Over the past ten years, disk transfer rates have increased considerably. An RLL drive of 1987 had a transfer rate of either 350 or 700 kilobytes/second (depending upon the interleave), while a state of the art drive today may transfer over 10 megabytes/second. Depending upon the exact figures cited, disk bandwidth has easily increased twenty or thirty times what it was ten years ago. Access times, however, have not experienced such dramatic improvement. Many drives today may tout an average seek time of 10 ms or so; this is only several times better than the average 10 years ago of 28 ms. Hard drives are victims of incommensurate scaling, with the cost of seeking growing disproportionately large as time goes on.

To achieve maximum performance from a drive, then, the high disk bandwidth must be exploited while minimizing seeks. Previous file systems have attempted this with limited success if at all. The generic Unix file system does not attempt to minimize seeks, leaving inodes near the beginning of the disk and saving the data almost anywhere. Files in a given directory are not necessarily grouped together on disk. The Berkeley FFS improves on this slightly by grouping the files of a directory and the related inodes together in cylinder groups, which lessens the need for long seeks.

Access time is affected by factors besides just the seek distance, such as rotational latency and command processing delays. In other words, all seeks whether long or short are very costly. Based on this observation, CFFS pushes the optimization employed by FFS even further, avoiding seeks entirely in many cases. One method of achieving this goal is to imbed the inodes of all files in a directory within the directory itself. This greatly speeds commands which access the inodes of many files within a directory. On a traditional Unix file system, the ls command will cause a seek to read the directory, then a seek to the inode of each file. That is, the number of seeks grows linearly with the number of files. CFFS, by contrast, performs a single seek to the directory. The directory and all inodes are read in a single pass.

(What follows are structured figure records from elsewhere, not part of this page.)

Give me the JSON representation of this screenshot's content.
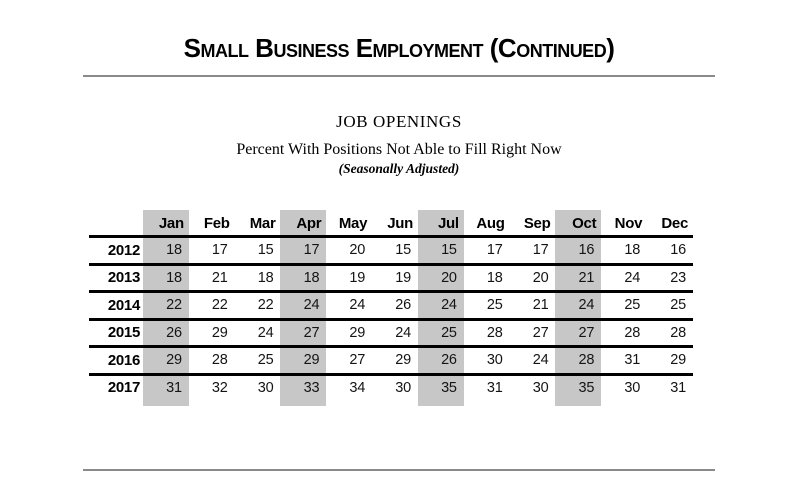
{
  "page": {
    "title": "Small Business Employment (Continued)",
    "section": "JOB OPENINGS",
    "subtitle": "Percent With Positions Not Able to Fill Right Now",
    "subnote": "(Seasonally Adjusted)"
  },
  "colors": {
    "shaded_column": "#c7c7c7",
    "page_rule": "#8a8a8a",
    "table_line": "#000000",
    "text": "#000000"
  },
  "table": {
    "columns": [
      "Jan",
      "Feb",
      "Mar",
      "Apr",
      "May",
      "Jun",
      "Jul",
      "Aug",
      "Sep",
      "Oct",
      "Nov",
      "Dec"
    ],
    "shaded_columns": [
      "Jan",
      "Apr",
      "Jul",
      "Oct"
    ],
    "rows": [
      {
        "year": "2012",
        "values": [
          18,
          17,
          15,
          17,
          20,
          15,
          15,
          17,
          17,
          16,
          18,
          16
        ]
      },
      {
        "year": "2013",
        "values": [
          18,
          21,
          18,
          18,
          19,
          19,
          20,
          18,
          20,
          21,
          24,
          23
        ]
      },
      {
        "year": "2014",
        "values": [
          22,
          22,
          22,
          24,
          24,
          26,
          24,
          25,
          21,
          24,
          25,
          25
        ]
      },
      {
        "year": "2015",
        "values": [
          26,
          29,
          24,
          27,
          29,
          24,
          25,
          28,
          27,
          27,
          28,
          28
        ]
      },
      {
        "year": "2016",
        "values": [
          29,
          28,
          25,
          29,
          27,
          29,
          26,
          30,
          24,
          28,
          31,
          29
        ]
      },
      {
        "year": "2017",
        "values": [
          31,
          32,
          30,
          33,
          34,
          30,
          35,
          31,
          30,
          35,
          30,
          31
        ]
      }
    ]
  },
  "chart_data": {
    "type": "table",
    "title": "JOB OPENINGS",
    "subtitle": "Percent With Positions Not Able to Fill Right Now",
    "note": "(Seasonally Adjusted)",
    "categories": [
      "Jan",
      "Feb",
      "Mar",
      "Apr",
      "May",
      "Jun",
      "Jul",
      "Aug",
      "Sep",
      "Oct",
      "Nov",
      "Dec"
    ],
    "highlighted_columns": [
      "Jan",
      "Apr",
      "Jul",
      "Oct"
    ],
    "series": [
      {
        "name": "2012",
        "values": [
          18,
          17,
          15,
          17,
          20,
          15,
          15,
          17,
          17,
          16,
          18,
          16
        ]
      },
      {
        "name": "2013",
        "values": [
          18,
          21,
          18,
          18,
          19,
          19,
          20,
          18,
          20,
          21,
          24,
          23
        ]
      },
      {
        "name": "2014",
        "values": [
          22,
          22,
          22,
          24,
          24,
          26,
          24,
          25,
          21,
          24,
          25,
          25
        ]
      },
      {
        "name": "2015",
        "values": [
          26,
          29,
          24,
          27,
          29,
          24,
          25,
          28,
          27,
          27,
          28,
          28
        ]
      },
      {
        "name": "2016",
        "values": [
          29,
          28,
          25,
          29,
          27,
          29,
          26,
          30,
          24,
          28,
          31,
          29
        ]
      },
      {
        "name": "2017",
        "values": [
          31,
          32,
          30,
          33,
          34,
          30,
          35,
          31,
          30,
          35,
          30,
          31
        ]
      }
    ]
  }
}
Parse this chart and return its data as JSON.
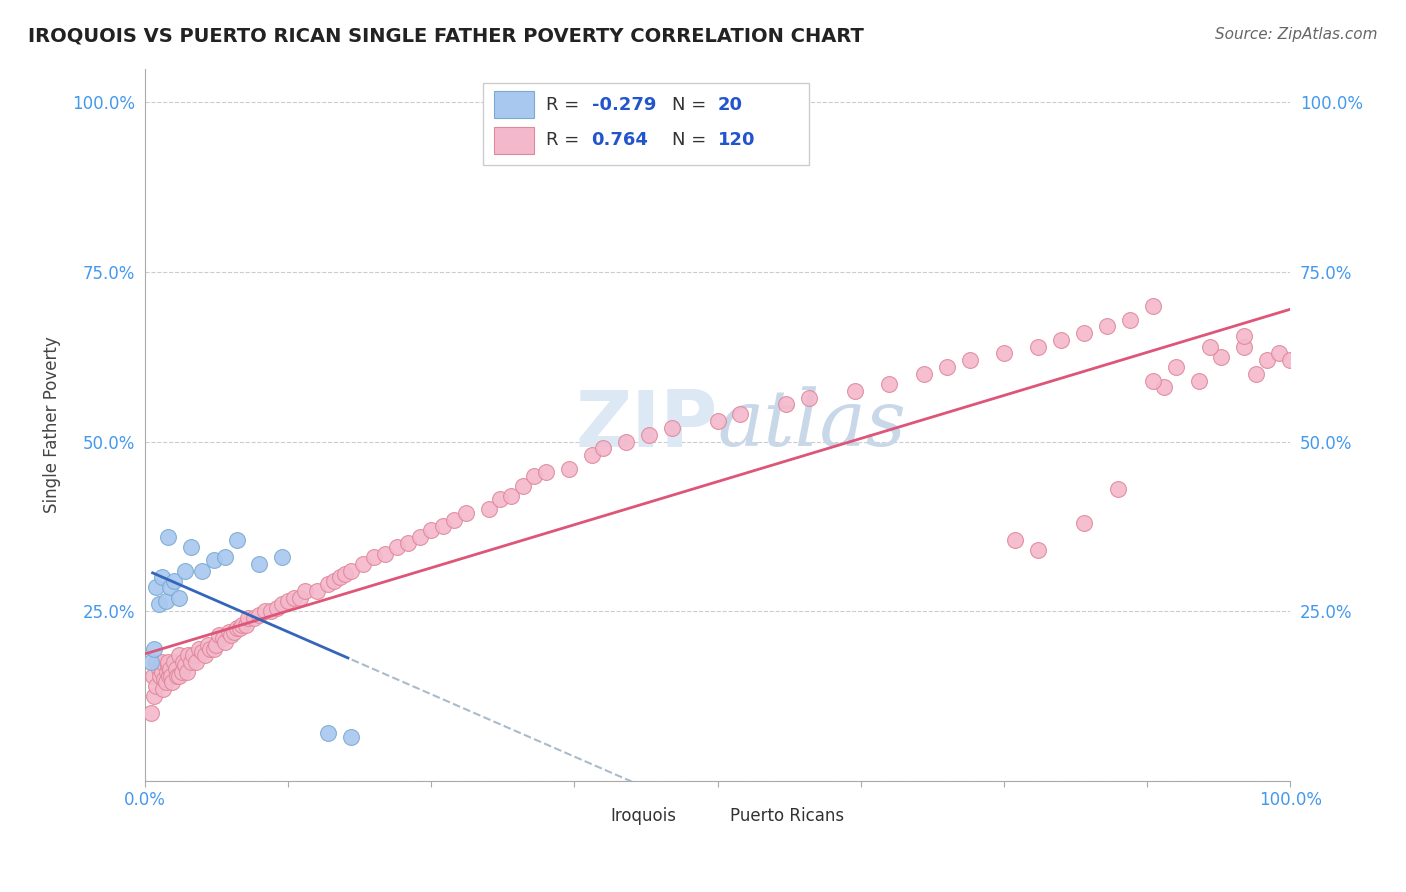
{
  "title": "IROQUOIS VS PUERTO RICAN SINGLE FATHER POVERTY CORRELATION CHART",
  "source": "Source: ZipAtlas.com",
  "ylabel": "Single Father Poverty",
  "iroquois_color": "#a8c8f0",
  "iroquois_edge": "#7aaad0",
  "pr_color": "#f4b8cc",
  "pr_edge": "#e08898",
  "iroquois_line_color": "#3366bb",
  "pr_line_color": "#dd5577",
  "dashed_line_color": "#aabbcc",
  "grid_color": "#cccccc",
  "tick_color": "#4499ee",
  "background_color": "#ffffff",
  "watermark_color": "#dde8f5",
  "legend_border_color": "#cccccc",
  "r1": "-0.279",
  "n1": "20",
  "r2": "0.764",
  "n2": "120",
  "iroquois_x": [
    0.005,
    0.008,
    0.01,
    0.012,
    0.015,
    0.018,
    0.02,
    0.022,
    0.025,
    0.03,
    0.035,
    0.04,
    0.05,
    0.06,
    0.07,
    0.08,
    0.1,
    0.12,
    0.16,
    0.18
  ],
  "iroquois_y": [
    0.175,
    0.195,
    0.285,
    0.26,
    0.3,
    0.265,
    0.36,
    0.285,
    0.295,
    0.27,
    0.31,
    0.345,
    0.31,
    0.325,
    0.33,
    0.355,
    0.32,
    0.33,
    0.07,
    0.065
  ],
  "pr_x": [
    0.005,
    0.007,
    0.008,
    0.01,
    0.01,
    0.012,
    0.013,
    0.015,
    0.015,
    0.016,
    0.017,
    0.018,
    0.019,
    0.02,
    0.02,
    0.021,
    0.022,
    0.023,
    0.024,
    0.025,
    0.027,
    0.028,
    0.03,
    0.03,
    0.032,
    0.033,
    0.035,
    0.037,
    0.038,
    0.04,
    0.042,
    0.045,
    0.047,
    0.05,
    0.052,
    0.055,
    0.057,
    0.06,
    0.062,
    0.065,
    0.068,
    0.07,
    0.073,
    0.075,
    0.078,
    0.08,
    0.083,
    0.085,
    0.088,
    0.09,
    0.095,
    0.1,
    0.105,
    0.11,
    0.115,
    0.12,
    0.125,
    0.13,
    0.135,
    0.14,
    0.15,
    0.16,
    0.165,
    0.17,
    0.175,
    0.18,
    0.19,
    0.2,
    0.21,
    0.22,
    0.23,
    0.24,
    0.25,
    0.26,
    0.27,
    0.28,
    0.3,
    0.31,
    0.32,
    0.33,
    0.34,
    0.35,
    0.37,
    0.39,
    0.4,
    0.42,
    0.44,
    0.46,
    0.5,
    0.52,
    0.56,
    0.58,
    0.62,
    0.65,
    0.68,
    0.7,
    0.72,
    0.75,
    0.78,
    0.8,
    0.82,
    0.84,
    0.86,
    0.88,
    0.89,
    0.9,
    0.92,
    0.94,
    0.96,
    0.97,
    0.98,
    0.99,
    1.0,
    0.85,
    0.78,
    0.82,
    0.76,
    0.93,
    0.96,
    0.88
  ],
  "pr_y": [
    0.1,
    0.155,
    0.125,
    0.14,
    0.175,
    0.165,
    0.155,
    0.16,
    0.175,
    0.135,
    0.15,
    0.145,
    0.16,
    0.17,
    0.175,
    0.155,
    0.165,
    0.155,
    0.145,
    0.175,
    0.165,
    0.155,
    0.155,
    0.185,
    0.16,
    0.175,
    0.17,
    0.16,
    0.185,
    0.175,
    0.185,
    0.175,
    0.195,
    0.19,
    0.185,
    0.2,
    0.195,
    0.195,
    0.2,
    0.215,
    0.21,
    0.205,
    0.22,
    0.215,
    0.22,
    0.225,
    0.225,
    0.23,
    0.23,
    0.24,
    0.24,
    0.245,
    0.25,
    0.25,
    0.255,
    0.26,
    0.265,
    0.27,
    0.27,
    0.28,
    0.28,
    0.29,
    0.295,
    0.3,
    0.305,
    0.31,
    0.32,
    0.33,
    0.335,
    0.345,
    0.35,
    0.36,
    0.37,
    0.375,
    0.385,
    0.395,
    0.4,
    0.415,
    0.42,
    0.435,
    0.45,
    0.455,
    0.46,
    0.48,
    0.49,
    0.5,
    0.51,
    0.52,
    0.53,
    0.54,
    0.555,
    0.565,
    0.575,
    0.585,
    0.6,
    0.61,
    0.62,
    0.63,
    0.64,
    0.65,
    0.66,
    0.67,
    0.68,
    0.7,
    0.58,
    0.61,
    0.59,
    0.625,
    0.64,
    0.6,
    0.62,
    0.63,
    0.62,
    0.43,
    0.34,
    0.38,
    0.355,
    0.64,
    0.655,
    0.59
  ],
  "xlim": [
    0.0,
    1.0
  ],
  "ylim": [
    0.0,
    1.05
  ],
  "yticks": [
    0.0,
    0.25,
    0.5,
    0.75,
    1.0
  ],
  "ytick_labels": [
    "",
    "25.0%",
    "50.0%",
    "75.0%",
    "100.0%"
  ]
}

CFFS also takes advantage of the high bandwidth of modern disks by placing the small files of a directory adjacently on disk. The incremental cost of reading a few extra files is negligible, since the head is already positione d over the track and the disk has a high bandwidth. Coupled with an intelligent cache, the extra files read in are available very quickly should the program need them. The traditional Unix file system, on the other hand, makes no effort to group small files together. Access to each file will likely be proceeded by a costly seek.

The disparity between seek times and disk bandwidth is large and is likely to continue to increase in the near future. This growing gap demonstrate s a need to continually reevaluate the performance of file systems. CFFS has managed to effectively addresses the current disparity by exploiting what the disk does well and avoiding what it does poorly.